Diese Machtkonzentration bildet vorläufig den Abschluss des militärischen Umsturzes vom Mai. Die rechtsgerichteten Kreise um Roman Dmowski verzichteten auf eine offene Gegenrevolution, da Pilsudski die Verfassung rasch wieder in Kraft setzte und die galizischen Anhänger der Nationaldemokraten fernblieben.[3] Dem Westfälischen Merkur zufolge verlegt die Opposition ihren Widerstand nun auf das außenpolitische Feld.[3] Die nationaldemokratische Presse verbreitet Meldungen, das neue Regime strebe einen englandfreundlichen Kurs an und lasse sich durch britische Anleihen für einen möglichen Angriffskrieg gegen die Sowjetunion rüsten.[3]

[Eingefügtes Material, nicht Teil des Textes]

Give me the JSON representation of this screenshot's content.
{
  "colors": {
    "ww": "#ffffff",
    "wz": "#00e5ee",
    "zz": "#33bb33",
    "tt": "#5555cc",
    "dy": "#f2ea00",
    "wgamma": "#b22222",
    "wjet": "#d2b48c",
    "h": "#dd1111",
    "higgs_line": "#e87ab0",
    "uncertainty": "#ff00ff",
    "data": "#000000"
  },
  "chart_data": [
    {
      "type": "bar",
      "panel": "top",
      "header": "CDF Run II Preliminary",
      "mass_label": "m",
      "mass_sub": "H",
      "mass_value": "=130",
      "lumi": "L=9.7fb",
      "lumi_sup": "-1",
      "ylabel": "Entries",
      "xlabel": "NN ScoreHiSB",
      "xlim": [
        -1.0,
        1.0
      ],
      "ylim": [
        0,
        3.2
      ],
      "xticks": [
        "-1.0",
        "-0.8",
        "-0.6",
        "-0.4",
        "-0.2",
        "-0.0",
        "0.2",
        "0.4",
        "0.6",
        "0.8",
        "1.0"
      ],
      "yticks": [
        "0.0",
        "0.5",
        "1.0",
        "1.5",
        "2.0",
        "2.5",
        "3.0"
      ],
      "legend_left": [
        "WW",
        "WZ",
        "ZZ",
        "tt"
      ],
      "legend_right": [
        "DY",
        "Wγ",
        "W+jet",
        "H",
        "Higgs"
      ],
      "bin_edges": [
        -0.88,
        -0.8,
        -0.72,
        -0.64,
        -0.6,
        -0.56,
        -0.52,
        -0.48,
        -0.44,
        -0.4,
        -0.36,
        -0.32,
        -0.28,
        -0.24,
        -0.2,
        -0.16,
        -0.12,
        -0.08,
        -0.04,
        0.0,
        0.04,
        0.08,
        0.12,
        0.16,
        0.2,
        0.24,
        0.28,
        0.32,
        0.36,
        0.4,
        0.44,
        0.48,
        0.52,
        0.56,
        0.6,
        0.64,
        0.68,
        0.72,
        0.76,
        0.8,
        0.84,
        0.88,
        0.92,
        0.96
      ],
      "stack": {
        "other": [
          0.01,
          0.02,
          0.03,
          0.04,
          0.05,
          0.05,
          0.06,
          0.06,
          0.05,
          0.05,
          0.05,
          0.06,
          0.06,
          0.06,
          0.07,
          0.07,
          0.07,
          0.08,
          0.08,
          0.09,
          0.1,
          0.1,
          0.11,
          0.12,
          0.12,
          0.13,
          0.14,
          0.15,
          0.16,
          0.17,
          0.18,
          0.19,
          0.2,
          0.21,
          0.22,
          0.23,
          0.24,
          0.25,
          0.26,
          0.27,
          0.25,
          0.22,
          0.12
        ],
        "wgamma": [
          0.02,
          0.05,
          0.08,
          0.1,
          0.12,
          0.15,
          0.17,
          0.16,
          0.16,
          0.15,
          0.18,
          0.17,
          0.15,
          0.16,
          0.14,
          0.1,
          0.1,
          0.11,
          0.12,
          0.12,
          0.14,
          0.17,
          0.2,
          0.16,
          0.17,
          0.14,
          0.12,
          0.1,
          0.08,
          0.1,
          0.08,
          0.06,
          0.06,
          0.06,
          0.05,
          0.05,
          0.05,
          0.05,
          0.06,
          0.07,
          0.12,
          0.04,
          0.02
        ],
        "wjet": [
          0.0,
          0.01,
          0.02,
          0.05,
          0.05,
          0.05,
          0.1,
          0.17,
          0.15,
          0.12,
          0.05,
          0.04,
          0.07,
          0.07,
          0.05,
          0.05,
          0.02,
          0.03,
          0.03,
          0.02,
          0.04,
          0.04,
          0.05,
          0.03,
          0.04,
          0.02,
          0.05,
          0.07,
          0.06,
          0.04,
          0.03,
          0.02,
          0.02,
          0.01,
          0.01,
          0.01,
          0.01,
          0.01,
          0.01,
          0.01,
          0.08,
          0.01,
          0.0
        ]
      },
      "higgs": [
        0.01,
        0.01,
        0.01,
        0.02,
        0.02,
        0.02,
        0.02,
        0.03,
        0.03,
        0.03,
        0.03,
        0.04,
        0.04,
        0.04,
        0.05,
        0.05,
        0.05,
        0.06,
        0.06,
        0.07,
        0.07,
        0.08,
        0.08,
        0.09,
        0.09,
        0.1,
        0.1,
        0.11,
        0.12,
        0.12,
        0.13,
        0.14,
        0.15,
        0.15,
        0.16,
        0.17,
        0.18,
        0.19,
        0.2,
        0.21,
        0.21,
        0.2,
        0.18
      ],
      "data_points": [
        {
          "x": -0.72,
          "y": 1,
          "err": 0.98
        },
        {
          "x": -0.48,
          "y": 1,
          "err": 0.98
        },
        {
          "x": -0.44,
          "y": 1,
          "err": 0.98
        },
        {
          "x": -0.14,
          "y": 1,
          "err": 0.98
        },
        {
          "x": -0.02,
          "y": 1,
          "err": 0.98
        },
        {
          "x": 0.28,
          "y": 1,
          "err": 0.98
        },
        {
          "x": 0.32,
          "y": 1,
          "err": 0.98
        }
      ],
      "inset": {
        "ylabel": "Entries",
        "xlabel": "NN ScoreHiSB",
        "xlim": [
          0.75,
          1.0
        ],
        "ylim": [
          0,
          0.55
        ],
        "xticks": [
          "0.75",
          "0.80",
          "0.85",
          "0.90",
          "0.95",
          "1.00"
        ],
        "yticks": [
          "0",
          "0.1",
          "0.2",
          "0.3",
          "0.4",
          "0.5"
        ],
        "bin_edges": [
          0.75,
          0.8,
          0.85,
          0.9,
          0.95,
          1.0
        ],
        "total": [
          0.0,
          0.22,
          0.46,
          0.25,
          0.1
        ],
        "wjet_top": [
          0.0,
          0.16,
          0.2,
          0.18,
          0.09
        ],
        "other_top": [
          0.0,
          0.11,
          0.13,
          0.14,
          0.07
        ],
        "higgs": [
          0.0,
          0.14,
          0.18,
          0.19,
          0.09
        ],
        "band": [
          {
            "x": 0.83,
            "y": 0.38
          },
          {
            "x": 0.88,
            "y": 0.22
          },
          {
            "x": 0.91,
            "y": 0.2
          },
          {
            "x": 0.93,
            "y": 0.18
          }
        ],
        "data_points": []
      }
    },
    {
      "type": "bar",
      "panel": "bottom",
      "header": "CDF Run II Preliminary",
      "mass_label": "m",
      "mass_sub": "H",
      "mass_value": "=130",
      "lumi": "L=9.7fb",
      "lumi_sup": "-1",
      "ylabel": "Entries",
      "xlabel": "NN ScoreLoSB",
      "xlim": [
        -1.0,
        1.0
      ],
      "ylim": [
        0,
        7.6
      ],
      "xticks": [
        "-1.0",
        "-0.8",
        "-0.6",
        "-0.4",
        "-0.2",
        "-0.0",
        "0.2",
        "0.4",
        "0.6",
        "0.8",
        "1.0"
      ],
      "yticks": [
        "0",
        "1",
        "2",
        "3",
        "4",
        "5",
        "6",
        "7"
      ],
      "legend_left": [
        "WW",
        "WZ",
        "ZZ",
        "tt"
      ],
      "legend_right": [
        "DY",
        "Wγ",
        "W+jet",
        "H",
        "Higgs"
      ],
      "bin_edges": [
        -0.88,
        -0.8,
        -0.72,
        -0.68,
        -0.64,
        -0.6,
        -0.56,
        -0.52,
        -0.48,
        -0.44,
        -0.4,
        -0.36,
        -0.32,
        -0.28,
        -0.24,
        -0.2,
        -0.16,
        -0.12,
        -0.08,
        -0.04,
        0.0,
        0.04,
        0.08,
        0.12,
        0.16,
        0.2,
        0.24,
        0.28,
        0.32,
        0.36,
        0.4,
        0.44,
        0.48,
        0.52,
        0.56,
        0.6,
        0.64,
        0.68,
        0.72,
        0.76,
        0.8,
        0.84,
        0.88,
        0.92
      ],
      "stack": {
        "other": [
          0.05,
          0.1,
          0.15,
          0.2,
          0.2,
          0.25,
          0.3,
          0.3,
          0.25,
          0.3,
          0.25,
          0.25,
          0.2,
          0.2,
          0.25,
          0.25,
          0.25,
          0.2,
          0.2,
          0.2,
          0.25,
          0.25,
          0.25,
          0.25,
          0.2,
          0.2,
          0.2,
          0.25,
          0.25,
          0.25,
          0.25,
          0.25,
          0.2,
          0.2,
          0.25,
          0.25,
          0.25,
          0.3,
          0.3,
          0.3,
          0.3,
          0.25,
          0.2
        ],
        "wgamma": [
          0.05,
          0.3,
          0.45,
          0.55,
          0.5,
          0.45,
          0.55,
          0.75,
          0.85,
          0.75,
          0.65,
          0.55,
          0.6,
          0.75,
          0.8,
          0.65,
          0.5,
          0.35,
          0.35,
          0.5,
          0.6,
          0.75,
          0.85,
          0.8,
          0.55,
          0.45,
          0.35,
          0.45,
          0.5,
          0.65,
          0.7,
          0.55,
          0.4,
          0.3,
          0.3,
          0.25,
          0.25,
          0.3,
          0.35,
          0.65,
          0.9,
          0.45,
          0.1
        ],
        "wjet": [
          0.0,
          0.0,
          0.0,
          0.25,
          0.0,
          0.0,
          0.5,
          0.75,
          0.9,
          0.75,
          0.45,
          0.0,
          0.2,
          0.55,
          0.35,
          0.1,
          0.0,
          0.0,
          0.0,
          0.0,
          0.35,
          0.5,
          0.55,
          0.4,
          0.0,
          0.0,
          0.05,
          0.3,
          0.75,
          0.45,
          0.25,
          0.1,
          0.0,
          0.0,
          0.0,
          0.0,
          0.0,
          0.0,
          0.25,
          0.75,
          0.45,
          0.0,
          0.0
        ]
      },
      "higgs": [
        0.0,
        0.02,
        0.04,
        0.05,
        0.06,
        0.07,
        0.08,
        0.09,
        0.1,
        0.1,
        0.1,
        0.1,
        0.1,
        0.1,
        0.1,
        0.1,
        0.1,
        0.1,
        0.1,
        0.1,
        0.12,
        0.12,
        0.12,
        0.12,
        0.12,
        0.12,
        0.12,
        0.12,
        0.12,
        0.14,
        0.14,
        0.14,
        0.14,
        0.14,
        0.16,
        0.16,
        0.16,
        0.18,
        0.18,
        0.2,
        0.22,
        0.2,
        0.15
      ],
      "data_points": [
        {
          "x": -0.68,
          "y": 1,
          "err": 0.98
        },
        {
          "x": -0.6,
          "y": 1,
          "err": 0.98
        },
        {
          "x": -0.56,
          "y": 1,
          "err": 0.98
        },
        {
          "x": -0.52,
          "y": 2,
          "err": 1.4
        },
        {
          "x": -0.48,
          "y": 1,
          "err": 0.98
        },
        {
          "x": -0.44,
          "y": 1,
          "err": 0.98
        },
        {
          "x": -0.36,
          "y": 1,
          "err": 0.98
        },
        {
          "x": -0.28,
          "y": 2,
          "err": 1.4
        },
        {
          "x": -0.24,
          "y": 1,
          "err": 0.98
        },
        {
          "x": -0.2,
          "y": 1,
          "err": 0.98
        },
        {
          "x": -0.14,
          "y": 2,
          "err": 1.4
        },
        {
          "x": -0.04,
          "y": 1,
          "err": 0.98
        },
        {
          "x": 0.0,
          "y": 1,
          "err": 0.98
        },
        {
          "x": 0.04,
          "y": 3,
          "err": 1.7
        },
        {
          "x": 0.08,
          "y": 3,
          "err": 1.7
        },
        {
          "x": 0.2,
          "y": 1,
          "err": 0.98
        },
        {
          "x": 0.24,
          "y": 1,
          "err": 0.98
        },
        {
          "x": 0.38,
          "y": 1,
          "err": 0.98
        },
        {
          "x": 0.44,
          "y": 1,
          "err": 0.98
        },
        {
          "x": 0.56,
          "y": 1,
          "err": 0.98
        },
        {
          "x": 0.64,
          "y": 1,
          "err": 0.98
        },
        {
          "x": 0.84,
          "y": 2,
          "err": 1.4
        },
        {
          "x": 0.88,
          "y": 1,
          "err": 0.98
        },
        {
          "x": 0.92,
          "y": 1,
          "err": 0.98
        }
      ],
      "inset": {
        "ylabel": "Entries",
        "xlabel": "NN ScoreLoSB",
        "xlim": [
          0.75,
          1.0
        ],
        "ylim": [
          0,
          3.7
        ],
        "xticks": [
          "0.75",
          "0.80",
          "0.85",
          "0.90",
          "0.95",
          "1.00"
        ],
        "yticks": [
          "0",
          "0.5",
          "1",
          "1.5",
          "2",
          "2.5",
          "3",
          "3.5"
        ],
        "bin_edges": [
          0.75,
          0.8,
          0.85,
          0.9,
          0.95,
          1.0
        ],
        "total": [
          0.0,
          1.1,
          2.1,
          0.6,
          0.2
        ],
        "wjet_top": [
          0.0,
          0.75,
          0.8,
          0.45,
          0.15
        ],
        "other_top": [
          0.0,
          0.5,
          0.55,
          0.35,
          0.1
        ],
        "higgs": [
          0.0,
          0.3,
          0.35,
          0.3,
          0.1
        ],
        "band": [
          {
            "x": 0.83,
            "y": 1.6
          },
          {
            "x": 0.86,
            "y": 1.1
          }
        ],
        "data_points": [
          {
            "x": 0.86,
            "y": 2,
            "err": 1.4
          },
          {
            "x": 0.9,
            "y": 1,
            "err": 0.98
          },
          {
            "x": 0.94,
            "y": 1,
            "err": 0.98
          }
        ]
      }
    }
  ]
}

Das Lager um Pilsudski sucht nach einer pragmatischen Neuorientierung. In Warschau erkennt man, dass der bisherige Verbündete Frankreich finanziell geschwächt ist, während Deutschland durch amerikanisches Kapital wirtschaftlich erstarkt.[3] Außenminister Zaleski betonte jüngst, Polen wolle „mit allen seinen Nachbarn in ehrlichem Frieden leben“.[3] Der baldige Abschluss eines deutsch-polnischen Handelsvertrags gilt der neuen Regierung als wichtiger Schritt in der Außenpolitik, auch wenn Zaleski bekräftigte, in Genf entschlossen um einen ständigen Sitz im Völkerbundrat kämpfen zu wollen.[3]